The retrieval of temperature profile and water vapor information from spectral data is a difficult and not a fully determined mathematical problem. The solutions are highly sensitive to spectral resolution and small errors in radiometric measurements. The latest Atmospheric Infra-Red Sounder (AIRS) instrument developed by NASA is expected to yield temperature profiles as accurate as balloon measurements, 1°C within each successive 1-km-thick layer of the lower atmosphere. See also Hydrometeorology; Infrared radiation.

Atmospheric sounders operate in the thermal infrared, using the absorption bands of carbon dioxide molecules (3.7–4.9 μm and 13–15 μm), and in the microwave spectrum, using the 54-GHz absorption band of oxygen. Emitted radiation is much weaker and atmospheric sounders correspondingly less sensitive in the microwave region. However, nonprecipitating clouds are largely transparent to such relatively long wavelengths, thus allowing all-weather albeit less accurate observations.

Measurements of temperature and moisture are used mainly to update numerical weather prediction computations that forecast the circulation of the global atmosphere several days in advance. For this quantitative application, a delay of a few hours is immaterial but homogeneous global coverage is essential. Thus, atmospheric sounders are principally deployed on Sun-synchronous polar orbits. The parameters of these circular low Earth orbits are selected from a discrete set of altitudes (800–1000 km) and inclinations (retrograde quasi-polar) that allow the orbital plane to drift by about 1° of longitude per day and match the change in Sun-Earth direction. Thus, a Sun-synchronous satellite crosses the Equator at (nearly) the same local time on every successive orbit.

Active sensors

Orbital systems are now powerful enough to probe the atmospheric medium or the surface with beams of electromagnetic radiation generated in space. The first operational sensor of this kind was a coarse radar or scatterometer that measured microwave radiation backscattered by the ocean surface. Backscatter is sensitive to surface roughness and thus provides a measurement of vector wind speed over the ocean (as well as a coarse all-weather mapping of sea ice).
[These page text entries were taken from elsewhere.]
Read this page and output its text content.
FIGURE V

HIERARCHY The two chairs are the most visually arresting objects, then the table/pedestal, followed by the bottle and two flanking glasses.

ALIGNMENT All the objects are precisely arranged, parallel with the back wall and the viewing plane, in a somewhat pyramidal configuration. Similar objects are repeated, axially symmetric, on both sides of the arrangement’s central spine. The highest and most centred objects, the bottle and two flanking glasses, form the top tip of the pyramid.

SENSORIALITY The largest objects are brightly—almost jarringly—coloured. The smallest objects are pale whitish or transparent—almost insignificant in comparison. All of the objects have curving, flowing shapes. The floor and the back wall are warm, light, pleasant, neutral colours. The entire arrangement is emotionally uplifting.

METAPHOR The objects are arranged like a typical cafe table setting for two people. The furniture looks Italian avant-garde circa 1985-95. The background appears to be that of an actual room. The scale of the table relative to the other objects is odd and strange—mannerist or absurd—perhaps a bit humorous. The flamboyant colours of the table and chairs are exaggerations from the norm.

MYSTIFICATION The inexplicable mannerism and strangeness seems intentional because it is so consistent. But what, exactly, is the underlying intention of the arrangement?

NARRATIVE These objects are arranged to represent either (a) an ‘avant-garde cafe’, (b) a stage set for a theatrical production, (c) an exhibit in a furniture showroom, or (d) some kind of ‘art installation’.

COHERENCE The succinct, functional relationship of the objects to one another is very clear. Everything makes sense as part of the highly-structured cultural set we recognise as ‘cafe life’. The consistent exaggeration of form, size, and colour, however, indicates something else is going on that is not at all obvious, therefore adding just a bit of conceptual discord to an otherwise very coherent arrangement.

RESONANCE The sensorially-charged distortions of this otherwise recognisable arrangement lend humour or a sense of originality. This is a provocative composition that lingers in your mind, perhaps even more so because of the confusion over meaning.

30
Various radar altimeters have been used to map the changing topography of the ocean surface (principally to reconstruct the oceanic circulation from measured altitude gradients). Higher-frequency experimental radar and lidar systems are being tested to profile the distribution and optical properties of aerosol and cloud ice particles and waterdrops. The first demonstration of a space-borne precipitation radar in being conducted with the United States-Japan Tropical Rain Measuring Mission (TRMM) launched in 1997. Rain rate can be deduced from the three-dimensional distribution of ice particles and water in rain clouds, as observed by the TRMM satellite. See also Lidar; Meteorological radar; Radar meteorology.

Yet another promising technology will determine wind velocity in clear air from direct measurements of the frequency shift (Doppler effect) of multiple laser pulses backscattered by aerosol and other diffusive particles. Global wind measurements will provide an invaluable enhancement of the worldwide meteorological observing network, especially at low latitudes where the wind field cannot be deduced from atmospheric pressure. See also Doppler radar.